Die Geburt als Popmusikmetropole
1966 war "Swinging London" eine Zuschreibung amerikanischer Medien, aber all die tollen, wilden Dinge waren zwar wahr, aber nicht mehr in dem Jahr. Davor allerdings waren die Beatles, die Stones und The Who explodiert und hatten einen Jugendkult ausgelöst, wie England ihn lange nicht mehr gesehen hatte.
In London, wo alles hinströmte, um mit dem Strom gegen den Strom zu schwimmen, brauchte man sich 1964 nur mal umdrehen und sah schon wieder eine neue geile Band, die schwuppsdiwupps gerade hinter deinem Rücken rausgekommen war - neben den Beatles, den Stones, den Kinks, den Animals und Manfred Mann: Und die zweite Reihe platzte förmlich aus den Nähten - mit Bands wie den Troggs, Spencer Davies Group, Small Faces.

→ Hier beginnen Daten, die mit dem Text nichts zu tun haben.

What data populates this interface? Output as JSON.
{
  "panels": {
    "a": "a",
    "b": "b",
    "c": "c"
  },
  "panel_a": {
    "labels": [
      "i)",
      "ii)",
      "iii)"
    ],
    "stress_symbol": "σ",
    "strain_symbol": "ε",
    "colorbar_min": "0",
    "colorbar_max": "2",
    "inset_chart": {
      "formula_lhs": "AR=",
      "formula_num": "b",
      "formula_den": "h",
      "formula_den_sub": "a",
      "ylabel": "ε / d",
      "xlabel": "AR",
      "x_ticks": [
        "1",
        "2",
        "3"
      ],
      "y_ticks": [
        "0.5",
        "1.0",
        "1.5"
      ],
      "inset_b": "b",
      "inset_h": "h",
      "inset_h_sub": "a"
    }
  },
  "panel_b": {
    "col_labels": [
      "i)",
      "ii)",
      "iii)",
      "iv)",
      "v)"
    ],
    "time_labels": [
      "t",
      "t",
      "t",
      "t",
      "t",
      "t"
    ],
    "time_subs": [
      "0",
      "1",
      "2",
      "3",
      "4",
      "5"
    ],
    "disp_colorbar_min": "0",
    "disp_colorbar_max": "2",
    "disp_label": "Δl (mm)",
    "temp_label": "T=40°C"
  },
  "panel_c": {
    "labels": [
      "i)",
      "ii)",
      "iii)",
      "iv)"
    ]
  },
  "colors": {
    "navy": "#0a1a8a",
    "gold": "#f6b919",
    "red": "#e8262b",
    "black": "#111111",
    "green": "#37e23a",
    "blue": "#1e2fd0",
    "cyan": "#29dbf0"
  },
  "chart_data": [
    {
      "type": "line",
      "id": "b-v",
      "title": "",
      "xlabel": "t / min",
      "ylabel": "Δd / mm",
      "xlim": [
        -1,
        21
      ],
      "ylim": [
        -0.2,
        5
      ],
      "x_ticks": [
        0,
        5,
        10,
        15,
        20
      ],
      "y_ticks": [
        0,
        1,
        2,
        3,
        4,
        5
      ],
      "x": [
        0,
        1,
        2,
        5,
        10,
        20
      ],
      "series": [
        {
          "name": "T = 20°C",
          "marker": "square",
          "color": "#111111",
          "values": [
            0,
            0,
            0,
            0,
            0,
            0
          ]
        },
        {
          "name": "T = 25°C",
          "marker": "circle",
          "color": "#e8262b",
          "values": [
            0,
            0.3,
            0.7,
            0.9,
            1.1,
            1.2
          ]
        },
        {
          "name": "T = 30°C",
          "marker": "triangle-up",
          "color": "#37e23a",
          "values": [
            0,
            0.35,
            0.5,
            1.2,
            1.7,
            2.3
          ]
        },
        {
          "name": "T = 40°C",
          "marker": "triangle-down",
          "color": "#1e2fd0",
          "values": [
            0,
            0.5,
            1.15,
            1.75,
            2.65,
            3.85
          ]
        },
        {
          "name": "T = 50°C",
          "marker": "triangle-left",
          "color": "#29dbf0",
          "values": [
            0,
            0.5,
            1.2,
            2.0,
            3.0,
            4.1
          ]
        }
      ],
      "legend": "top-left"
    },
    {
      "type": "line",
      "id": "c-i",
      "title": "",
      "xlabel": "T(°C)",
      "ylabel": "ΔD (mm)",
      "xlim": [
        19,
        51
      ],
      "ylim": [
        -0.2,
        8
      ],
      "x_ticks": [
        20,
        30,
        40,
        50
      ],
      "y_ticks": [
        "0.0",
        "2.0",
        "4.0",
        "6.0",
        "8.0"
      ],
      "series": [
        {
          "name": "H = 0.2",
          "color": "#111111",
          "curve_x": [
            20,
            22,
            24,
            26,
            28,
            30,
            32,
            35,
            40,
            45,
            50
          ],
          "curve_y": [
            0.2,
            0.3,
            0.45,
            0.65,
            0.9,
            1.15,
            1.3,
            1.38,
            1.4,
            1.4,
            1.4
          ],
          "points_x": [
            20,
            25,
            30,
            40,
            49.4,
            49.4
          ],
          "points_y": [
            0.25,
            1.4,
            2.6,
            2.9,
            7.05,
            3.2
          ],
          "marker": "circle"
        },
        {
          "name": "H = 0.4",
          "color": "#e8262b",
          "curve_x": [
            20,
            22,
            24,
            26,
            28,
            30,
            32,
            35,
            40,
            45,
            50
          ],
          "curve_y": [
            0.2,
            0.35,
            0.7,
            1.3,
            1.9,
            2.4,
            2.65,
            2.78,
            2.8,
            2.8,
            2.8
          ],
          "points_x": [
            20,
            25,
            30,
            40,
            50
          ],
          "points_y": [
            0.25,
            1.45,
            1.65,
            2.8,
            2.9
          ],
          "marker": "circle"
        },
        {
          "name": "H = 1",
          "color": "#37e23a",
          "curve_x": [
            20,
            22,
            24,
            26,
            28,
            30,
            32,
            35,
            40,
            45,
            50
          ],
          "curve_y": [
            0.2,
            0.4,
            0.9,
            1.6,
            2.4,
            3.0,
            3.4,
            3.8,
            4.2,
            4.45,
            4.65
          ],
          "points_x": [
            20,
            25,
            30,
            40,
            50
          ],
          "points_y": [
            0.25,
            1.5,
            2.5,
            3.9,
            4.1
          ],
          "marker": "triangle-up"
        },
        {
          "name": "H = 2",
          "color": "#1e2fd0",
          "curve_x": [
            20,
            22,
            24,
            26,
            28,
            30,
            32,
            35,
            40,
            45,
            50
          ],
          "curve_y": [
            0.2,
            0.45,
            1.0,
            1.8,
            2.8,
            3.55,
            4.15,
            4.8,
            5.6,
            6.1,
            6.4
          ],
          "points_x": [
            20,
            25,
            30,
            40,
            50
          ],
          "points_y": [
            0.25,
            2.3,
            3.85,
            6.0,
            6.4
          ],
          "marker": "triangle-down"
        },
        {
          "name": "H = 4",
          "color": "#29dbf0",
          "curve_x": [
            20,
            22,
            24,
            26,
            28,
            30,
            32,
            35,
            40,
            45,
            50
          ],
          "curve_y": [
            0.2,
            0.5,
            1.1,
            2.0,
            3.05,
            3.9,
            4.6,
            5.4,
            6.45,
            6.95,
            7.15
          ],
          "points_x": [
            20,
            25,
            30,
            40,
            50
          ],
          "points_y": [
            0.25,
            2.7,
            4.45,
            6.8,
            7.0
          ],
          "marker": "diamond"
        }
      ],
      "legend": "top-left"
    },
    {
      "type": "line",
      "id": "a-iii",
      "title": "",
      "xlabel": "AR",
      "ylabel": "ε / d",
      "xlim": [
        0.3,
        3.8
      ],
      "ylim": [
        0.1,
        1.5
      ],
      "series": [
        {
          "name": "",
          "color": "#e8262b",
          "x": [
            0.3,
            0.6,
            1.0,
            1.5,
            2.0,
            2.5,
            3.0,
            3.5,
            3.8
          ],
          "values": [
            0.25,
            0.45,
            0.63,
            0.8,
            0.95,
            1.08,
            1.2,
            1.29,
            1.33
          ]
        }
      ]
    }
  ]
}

Auf den Parties der In-Crowd fingen eigentlich harmlose Kapellen wie die Bluesrockband The Yardsbirds plötzlich an, die Melodien zu zertrümmern und gelegentlich auch die Gitarren - aber total cool dabei!
Exzentrik und Drogen
Cool sein war wichtig - wobei Coolsein in England immer auch die Möglichkeit einer gewissen Exzentrizität einschließt: Man konnte mit einem Nachttopf auf dem Kopf in der Gegend rumlaufen oder in fantastischen, mit Lametta aufgemotzten alten Uniformjacken oder im Ballet-Tutu, wie Marianne Faithful das manchmal tat (wenn sie nicht schwarzes Leder anhatte).
Die war 1966 19, ihren größten Hit hatte sie mit 17 gehabt, und sie war der Inbegriff des Swinging London (neben dem Mannequin Twiggy): supersüß, superschön plus Drogen, Rock'n'Roll und sexuelle Freiheit. Und wenn sie nicht mit ihrem Lover Mick Jagger untwerwegs war, spielte sie am Royal Court Theatre in Chelsea Tschechow.
Das mit dem Coolsein hatten übrigens die Mods angefangen: Die waren zwar seit 1964 in den Schlagzeilen, weil sich ihre Dumpfbackenfraktion in den südenglischen Küstenstädten wüste Schlägereien mit den Rockern lieferte, bei denen sie nicht nur die Strandpromenaden zerlegte. Aber eigentlich stand Mod für Modernist: für hier und jetzt: radikal gegenwärtig - und so, wie es mir gefällt!
Boomende Szene und ihre Anziehungskraft
Und deshalb sangen die britischen Bands der Mod-Zeit auch nicht mehr wie die Stones oder die Animals von der Route 66 oder dem Haus in New Orleans, das man The Rising Sun nennt - stattdessen sangen die Kinks über das arme Leben in der britischen Slum-Sackgasse und die Small Faces über das Getümmel auf den Brachflächen der Londoner Vorstädte.
Die boomende Szene der Stadt hatte Leute aus dem ganzen Land angezogen - Leute wie Donovan, der unschuldige, verkiffte Kinderreime sang; oder Tom Jones, der den schwärzesten Soul der Stadt brüllte; oder eine wie Sandie Shaw: dürr und kurzsichtig, sie traf die Töne nicht beim Singen, aber sie trat barfuß auf, und jeder sah ihre schrecklichen Hühneraugen, und alle mochten sie.
Andererseits gab es tolle Soul-Popsängerinnen wie Dusty Springfield, die sich mit Amphetaminen zuballern musste, um den Stress auszuhalten.
Herumlaufen und Zeit vergeuden
Und natürlich gab es die blühenden Subszenen von Spezialisten, die auch alle gern gehört wurden: Soulbands, Bluesbands, Folksänger, Novelty-Freaks und dazwischen die frühen Avantgarderocker, die den Pop ernst machten und die Tanzmusik zu den Sternen treiben wollten. Sogar die Beatles ließen sich anstecken.
1964 und 65 waren, wie der Rockchronist der Sechziger Nik Cohn es beschrieb: zwei fette Jahre ..., als man nichts anderes tat als herumzulaufen und Zeit zu vergeuden, neue Kleidung zu kaufen und viel fressen und endlos zu quatschen, als man dachte, man brauchte nie wieder in seinem Leben zu arbeiten.
Aber schon Ende 66 fingen Pink Floyd an, aufzutreten, und Jimi Hendrix zog nach London. Der Pop wurde kompliziert, und statt an Teenager richtete er sich jetzt an Studenten. Der Underground entstand, aber der englische Pop wurde wieder spießig.